Article: Bay of Plenty Times 1996
Ancient Art New to Bay Students
The ancient Filipino art of stick fighting is being introduced to Tauranga by Bobby Taboada.
Bobby, a 48 year old Tauranga security guard, is chief instructor of only 10 teachers of Balintowak in the world. Formerly of the Philippines, he first came to New Zealand in 1980, returning last year to marry one of his former students.
Now Bobby, his wife Jeanette and young daughter are building a home in Merivale and hope to start teaching Balintowak in the Bay of Plenty.
But unlike other martial art instruction, all teaching will be done on a one-to-one basis as it has been for centuries in the Philippines.
Balintowak is a contact martial art, combining flexibility and speed.
The stick is used to block and attack concentrating on speed and agility.
Also known as arnis and eskrima, it has become a national sport practised by the busy businessman down to the neighbourhood punk.
Bobby first stated learning in an effort to defent himself in the overcrowded slum areas of the Philippines, which as 55 million people trying to live in an area the size of New Zealand.
“In that sort of environment you have to live off your wits,” he said.
“Bashings and clubbings are common. Life is cheap in the Philippines.”

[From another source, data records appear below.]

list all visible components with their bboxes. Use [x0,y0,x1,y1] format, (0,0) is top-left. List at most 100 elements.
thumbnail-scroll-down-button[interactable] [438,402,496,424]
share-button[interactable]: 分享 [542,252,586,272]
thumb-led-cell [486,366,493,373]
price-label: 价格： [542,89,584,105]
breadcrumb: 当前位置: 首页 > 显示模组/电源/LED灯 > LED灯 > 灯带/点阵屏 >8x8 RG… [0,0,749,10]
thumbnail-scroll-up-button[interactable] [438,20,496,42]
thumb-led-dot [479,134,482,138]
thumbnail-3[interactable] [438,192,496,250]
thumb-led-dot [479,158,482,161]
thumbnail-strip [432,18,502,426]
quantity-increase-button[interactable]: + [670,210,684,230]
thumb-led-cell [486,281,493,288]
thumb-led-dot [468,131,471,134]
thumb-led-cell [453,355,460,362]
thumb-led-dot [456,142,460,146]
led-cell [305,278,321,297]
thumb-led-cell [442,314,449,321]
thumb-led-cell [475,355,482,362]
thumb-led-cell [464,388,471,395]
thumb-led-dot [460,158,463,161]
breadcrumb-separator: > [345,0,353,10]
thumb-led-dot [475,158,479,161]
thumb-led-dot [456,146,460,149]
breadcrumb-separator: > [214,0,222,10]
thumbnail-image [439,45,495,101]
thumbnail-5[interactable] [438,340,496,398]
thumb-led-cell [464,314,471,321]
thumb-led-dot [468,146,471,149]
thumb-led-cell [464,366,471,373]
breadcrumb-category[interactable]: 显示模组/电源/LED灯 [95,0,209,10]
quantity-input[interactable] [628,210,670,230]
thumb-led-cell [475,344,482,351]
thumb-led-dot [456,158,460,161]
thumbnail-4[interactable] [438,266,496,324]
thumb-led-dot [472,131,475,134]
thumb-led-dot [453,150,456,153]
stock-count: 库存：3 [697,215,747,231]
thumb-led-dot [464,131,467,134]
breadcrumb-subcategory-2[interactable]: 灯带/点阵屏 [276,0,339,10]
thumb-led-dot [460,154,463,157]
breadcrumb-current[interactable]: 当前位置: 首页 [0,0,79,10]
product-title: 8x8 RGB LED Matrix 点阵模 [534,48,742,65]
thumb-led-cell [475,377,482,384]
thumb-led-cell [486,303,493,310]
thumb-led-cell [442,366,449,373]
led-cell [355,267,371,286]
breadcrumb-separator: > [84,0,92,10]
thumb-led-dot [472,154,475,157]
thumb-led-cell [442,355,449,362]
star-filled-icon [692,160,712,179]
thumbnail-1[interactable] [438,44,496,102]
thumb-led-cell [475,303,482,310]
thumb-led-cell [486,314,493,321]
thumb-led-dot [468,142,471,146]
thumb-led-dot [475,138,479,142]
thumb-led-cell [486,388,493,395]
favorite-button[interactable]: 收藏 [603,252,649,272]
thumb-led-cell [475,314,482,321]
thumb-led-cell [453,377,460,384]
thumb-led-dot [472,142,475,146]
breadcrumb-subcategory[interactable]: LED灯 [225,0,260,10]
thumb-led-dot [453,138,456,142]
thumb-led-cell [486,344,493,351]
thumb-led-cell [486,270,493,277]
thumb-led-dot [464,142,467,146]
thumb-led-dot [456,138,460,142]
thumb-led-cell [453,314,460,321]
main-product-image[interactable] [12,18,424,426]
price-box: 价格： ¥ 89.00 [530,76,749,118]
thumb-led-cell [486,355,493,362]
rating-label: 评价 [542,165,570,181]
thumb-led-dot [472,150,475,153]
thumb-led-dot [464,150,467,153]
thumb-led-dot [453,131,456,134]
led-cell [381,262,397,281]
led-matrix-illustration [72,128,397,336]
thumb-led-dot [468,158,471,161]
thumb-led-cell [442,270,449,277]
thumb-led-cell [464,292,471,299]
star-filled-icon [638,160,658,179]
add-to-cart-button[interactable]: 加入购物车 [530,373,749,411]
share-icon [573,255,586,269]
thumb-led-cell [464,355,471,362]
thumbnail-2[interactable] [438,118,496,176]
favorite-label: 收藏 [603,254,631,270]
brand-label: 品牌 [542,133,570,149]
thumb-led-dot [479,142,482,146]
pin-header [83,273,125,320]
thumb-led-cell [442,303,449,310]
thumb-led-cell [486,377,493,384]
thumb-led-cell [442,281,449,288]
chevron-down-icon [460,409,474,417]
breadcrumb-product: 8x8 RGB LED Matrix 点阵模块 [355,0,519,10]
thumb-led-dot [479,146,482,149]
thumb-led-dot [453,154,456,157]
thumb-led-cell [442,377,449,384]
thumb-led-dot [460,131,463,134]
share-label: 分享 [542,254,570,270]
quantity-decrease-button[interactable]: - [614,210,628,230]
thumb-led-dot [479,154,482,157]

When he was about 18 years old, the grand master of the art, Mr Teofilo Velez, took an interest in Bobby and taught him all the movements. After two years, the grand master tested his student and allowed him to become a professional instructor.
Every four years, the top exponents of Balintowak fight to establish their hierarchy below the grand master. The winner becomes president with the second being the vice president.
Bobby said he was unable to beat the president or vice-president but hoped to move further up the ladder in future years.
“Balintowak is a discipline where mastery of technique is more important than brute strength,” he said.
Bobby says the sport is purely based and originated from a need for self-defence and has no religious background.
He believes that the art is especially valuable for women wanting to defend themselves in the street situation.